When he arrived, the zoo was at a low point as a result of foot-and-mouth disease. But that wasn’t its very lowest point, he says.
“The lowest point for Dublin Zoo was 1995,” he says. “There was no money. The place was really struggling. Then it managed to get some land from the president to expand, and things have improved since then.”
He says Bertie Ahern played an important role in zoo’s turnaround and expansion by ringfencing €18 million to spend on capital investment.
“When I started in 2001, I knew there was political support. Then the government and taoiseach Bertie Ahern decided Dublin deserved a decent zoo and so money was released.”
As a result of the capital investment programme, the zoo was able to build a number of new attractions over the years, including a gorilla rainforest, the Kaziranga trail, the African Savannah and the World of Cats.
Animals not born in Dublin Zoo are brought in from other zoos, he says. “We don’t buy or sell animals. There is no ownership. We share around animals in zoos.

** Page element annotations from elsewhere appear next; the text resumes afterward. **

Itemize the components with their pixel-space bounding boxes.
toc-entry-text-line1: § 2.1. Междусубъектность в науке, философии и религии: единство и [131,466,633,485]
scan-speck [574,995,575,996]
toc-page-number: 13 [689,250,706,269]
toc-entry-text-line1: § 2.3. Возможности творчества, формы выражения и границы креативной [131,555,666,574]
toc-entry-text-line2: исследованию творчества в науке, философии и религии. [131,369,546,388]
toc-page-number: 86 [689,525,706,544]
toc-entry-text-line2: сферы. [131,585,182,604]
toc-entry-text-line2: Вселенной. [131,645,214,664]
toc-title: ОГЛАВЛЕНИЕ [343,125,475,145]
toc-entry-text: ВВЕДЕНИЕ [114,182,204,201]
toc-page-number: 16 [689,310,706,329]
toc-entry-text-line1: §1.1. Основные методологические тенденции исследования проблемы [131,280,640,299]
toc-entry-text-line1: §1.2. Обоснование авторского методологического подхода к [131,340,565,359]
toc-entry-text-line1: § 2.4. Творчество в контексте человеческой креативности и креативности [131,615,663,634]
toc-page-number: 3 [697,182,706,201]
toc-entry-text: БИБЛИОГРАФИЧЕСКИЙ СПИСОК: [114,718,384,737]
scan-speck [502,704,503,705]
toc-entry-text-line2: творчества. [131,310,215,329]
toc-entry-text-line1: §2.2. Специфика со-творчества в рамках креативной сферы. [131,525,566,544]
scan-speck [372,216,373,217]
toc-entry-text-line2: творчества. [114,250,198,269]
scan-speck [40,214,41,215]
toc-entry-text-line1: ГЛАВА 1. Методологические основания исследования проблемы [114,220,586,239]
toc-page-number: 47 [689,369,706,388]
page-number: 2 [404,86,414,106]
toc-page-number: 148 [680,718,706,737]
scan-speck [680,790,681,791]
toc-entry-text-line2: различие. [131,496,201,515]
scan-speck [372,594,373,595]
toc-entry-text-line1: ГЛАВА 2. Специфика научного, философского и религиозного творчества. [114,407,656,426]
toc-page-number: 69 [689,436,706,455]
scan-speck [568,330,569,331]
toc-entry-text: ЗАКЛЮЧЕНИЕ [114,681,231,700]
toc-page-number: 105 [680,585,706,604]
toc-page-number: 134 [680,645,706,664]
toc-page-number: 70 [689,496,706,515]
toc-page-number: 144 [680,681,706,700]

“We try to create conditions that closely mimic the wild. We have different animals sharing the same space, such as the Rothschild’s giraffe, the common zebra, ostrich and oryx.”
The zoo also has an enrichment programme, used to make the environment animals live in more stimulating. The programme involves varying the way food is presented and hiding it in different places, so the animals have to search for it.
While zoos across Europe were experiencing an average 15 per cent drop in visitor numbers during the recession, Oosterweghel says Dublin bucked the trend.
“The recession hardly affected us,” he says. “We were very worried, but people kept coming. We never reduced prices.
“Through market research we realised people had stopped going to the Canary Islands and Costa Brava. They stayed home but still needed things to do with the kids.”
So what’s the zoo’s biggest competitor?
“The National Aquatic Centre would be our competition. Basically, places where families with children can go on a day out are our competitors.”
Keeping the crowds
To maintain visitor numbers, Oosterweghel says it’s important to do something new every year. This year it opened Sea Lion Cove.
Sometimes, the zoo gets sponsorship for different attractions from companies such as Fyffes, Agri Aware, Masterfoods and Coca-Cola, though Oosterweghel is careful with who he chooses.
“We get sponsorship for different things. It’s not easy. We have to think of the ethics of who we want to tango with. It’s worth a couple of hundred thousand a year. We turned down huge offers before as they didn’t suit or match. That was hard.”
As for the future, Oosterweghel says he is giving up the zoo life any time soon.
“I’m 60-something [he’s 65]. I’m not finished here. I report to a board. They have informed me they’re not sick of me yet.”
CV: Leo Oosterweghel
Name: Leo Oosterweghel
Position: Director of Dublin Zoo
Age: 65
Lives: Dublin Zoo, Phoenix Park
Education: The University of Life
Something you would expect: "I'm passionate about wildlife and animal welfare."
Something that might surprise: "Anything that dies, I don't waste. I have apparatus to prepare it for the learning and discovery centre. Sometimes people ask what the awful smell is. I say it's a blocked drain."